Visa initiative fuels API-fication of payments

Visa is to give software application developers open access to its technology, products and services with the launch of Visa Developer. The new platform will initially offer access to the likes of account holder identification, person-to-person payment capabilities, secure in-store and online payment services such as Visa Checkout, currency conversion and consumer transaction alerts. The plan is to introduce more of its payment capabilities over the next year. Over the past few months, financial institutions, technology companies, and startups have participated in beta trials of the new platform. These include Capital One, CIBC, Emirates NBD, National Australia Bank (NAB), RBC, TD Bank, Scotiabank, TSYS, U.S. Bank and VenueNext.
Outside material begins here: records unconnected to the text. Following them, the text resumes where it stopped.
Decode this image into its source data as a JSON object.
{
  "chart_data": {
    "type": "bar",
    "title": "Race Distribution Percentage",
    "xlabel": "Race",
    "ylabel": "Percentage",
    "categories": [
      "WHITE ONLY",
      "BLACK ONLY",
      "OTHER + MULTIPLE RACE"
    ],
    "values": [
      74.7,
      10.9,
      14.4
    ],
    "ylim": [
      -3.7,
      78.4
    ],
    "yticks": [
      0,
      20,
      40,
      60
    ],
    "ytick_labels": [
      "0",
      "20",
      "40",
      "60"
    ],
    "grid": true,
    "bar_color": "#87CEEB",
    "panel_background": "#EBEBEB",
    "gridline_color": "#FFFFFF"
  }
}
Gilles Ubaghs, senior analyst, financial services technology at Ovum, comments: “The explosion in growth for payment providers such as Stripe and Braintree has provided a broader shift in thinking in the payments space, with a focus on developer friendly tools,that are flexible and easy to deploy. Whereas traditionally, the choice of payment provider was largely an accounting and finance issue, developers have now come to the fore as key decision makers in payments. The API-fication of payments will continue to gather momentum, and has the potential to lead to a significant increase in new payment services and functionalities.”

He adds that, by providing the tools for developers in startups, and amongst major enterprises, this ultimately helps protect Visa from the risk of disintermediation. Its brand visibility will likely fall into the background in some deployments, but the company will nonetheless form the backbone of these services. This will help to ensure transaction volumes remain high in an increasingly cardless world, and keep Visa at the centre of the digital payments ecosystem. This also means that newer Visa services, such as tokenization, and P2P push payments can spread more rapidly to a wider end user base than may have been possible on a traditional bank by bank approach.

Ubaghs adds: “Perceptions are slowly changing as Visa expands its technological services and offerings, but Visa Developer’s direct appeal to the developer community gives it scope to circumnavigate existing bank partners and significantly increase its role in the broader digital payments market. By expanding its positioning, particularly in terms of live deployments and on the ground offerings, this will help to speed up its strategic realignment with its core bank partners.”